Foreman se lesiona entrenando y esto obliga a los boxeadores y demás miembros de la organización a permanecer en Zaire hasta su recuperación para cumplir con la pelea pactada. Ali recibe la noticia y con su habitual sentido del humor e insigne verborragia comienza a disparar palabras a modo de puñetazos para todos lados. No hay que obviar que la situación de Ali no era la ideal, iba a enfrentarse a un oponente duro, difícil, que venía de salir vencedor en sus últimas cuarenta peleas, mientras que él había permanecido inactivo durante los años previos debido a su negativa para combatir en Vietnam. Su bravuconería era la expresión más catártica de su miedo. Ali boom ba yay, Ali boom ba yay corean los zaireños una y otra vez hasta que sus voces adoptan la forma de una masa enérgica e indivisible.

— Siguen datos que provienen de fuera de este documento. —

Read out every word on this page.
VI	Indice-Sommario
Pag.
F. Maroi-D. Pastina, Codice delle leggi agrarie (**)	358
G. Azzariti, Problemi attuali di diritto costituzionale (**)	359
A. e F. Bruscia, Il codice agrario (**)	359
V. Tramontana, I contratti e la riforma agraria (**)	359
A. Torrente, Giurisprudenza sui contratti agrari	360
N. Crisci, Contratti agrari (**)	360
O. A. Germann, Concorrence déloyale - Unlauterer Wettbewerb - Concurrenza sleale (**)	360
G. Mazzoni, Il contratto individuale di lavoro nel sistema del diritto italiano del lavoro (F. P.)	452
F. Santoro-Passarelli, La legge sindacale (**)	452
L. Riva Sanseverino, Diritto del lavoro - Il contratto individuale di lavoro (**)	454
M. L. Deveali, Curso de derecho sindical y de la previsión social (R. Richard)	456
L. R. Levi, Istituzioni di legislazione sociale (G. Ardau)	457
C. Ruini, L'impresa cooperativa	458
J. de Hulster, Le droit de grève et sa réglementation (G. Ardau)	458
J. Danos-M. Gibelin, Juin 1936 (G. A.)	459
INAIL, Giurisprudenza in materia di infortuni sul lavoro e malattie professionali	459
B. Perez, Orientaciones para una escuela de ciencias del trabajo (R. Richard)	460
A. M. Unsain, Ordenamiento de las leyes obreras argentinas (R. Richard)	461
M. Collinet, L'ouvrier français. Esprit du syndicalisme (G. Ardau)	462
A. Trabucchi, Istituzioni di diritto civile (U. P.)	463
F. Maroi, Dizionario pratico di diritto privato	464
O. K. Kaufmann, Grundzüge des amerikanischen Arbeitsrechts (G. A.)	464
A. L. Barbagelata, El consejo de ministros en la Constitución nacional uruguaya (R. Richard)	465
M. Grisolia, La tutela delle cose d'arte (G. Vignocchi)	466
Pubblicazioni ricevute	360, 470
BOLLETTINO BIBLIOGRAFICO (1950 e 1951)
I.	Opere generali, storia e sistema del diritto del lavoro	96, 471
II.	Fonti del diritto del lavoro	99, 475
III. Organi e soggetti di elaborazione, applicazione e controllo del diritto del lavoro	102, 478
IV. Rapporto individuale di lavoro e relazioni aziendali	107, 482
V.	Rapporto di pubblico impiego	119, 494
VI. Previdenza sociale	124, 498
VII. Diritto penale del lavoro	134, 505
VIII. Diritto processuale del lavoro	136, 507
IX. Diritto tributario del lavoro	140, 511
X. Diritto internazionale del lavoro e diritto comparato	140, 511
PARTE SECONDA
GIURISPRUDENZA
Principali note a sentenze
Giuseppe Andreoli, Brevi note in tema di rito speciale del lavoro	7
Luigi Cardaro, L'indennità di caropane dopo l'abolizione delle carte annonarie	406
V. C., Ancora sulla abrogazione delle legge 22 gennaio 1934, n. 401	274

Desde el sillón y completamente hechizada, lo miraba caminar fuera de sí de una punta a la otra de la habitación de hotel, con los ojos desorbitados, lanzando frase tras frase con una intensidad religiosa, mística y al mismo tiempo salvaje, indómita. Esa mole negra de casi dos metros, hermosa y desesperada, empezaba a exorcizar esa impotencia física mediante la palabra vehiculizada por un cuerpo que da y recibe golpes como prolongación de la verdadera batalla que se libra en su cabeza. Lo miro y pienso que la cabeza de Ali también debió ser un infierno. Probablemente el boxeo haya sido su manera de materializar cargas mayores.
Ocho rounds le llevaron derrotar a Foreman, a fuerza de cansancio. Ocho rounds poniendo una y otra mejilla. Pero Ali decidió apoderarse de su cuerpo, de su espacio, alimentarse de la masa enérgica. Sólo necesitó un golpe para derribar a su oponente. Un golpe para noquearlo y una enorme integridad para no rematarlo mientras estaba caído, aunque el impulso haya surgido. Pero no, yo no quiero ser Ali. Quiero ensayar mi propia posición de guardia para plantarme frente a todo, como el nene zaireño que, perdido en un plano breve a mitad de la película, con tan sólo la mirada puede derribarlo todo.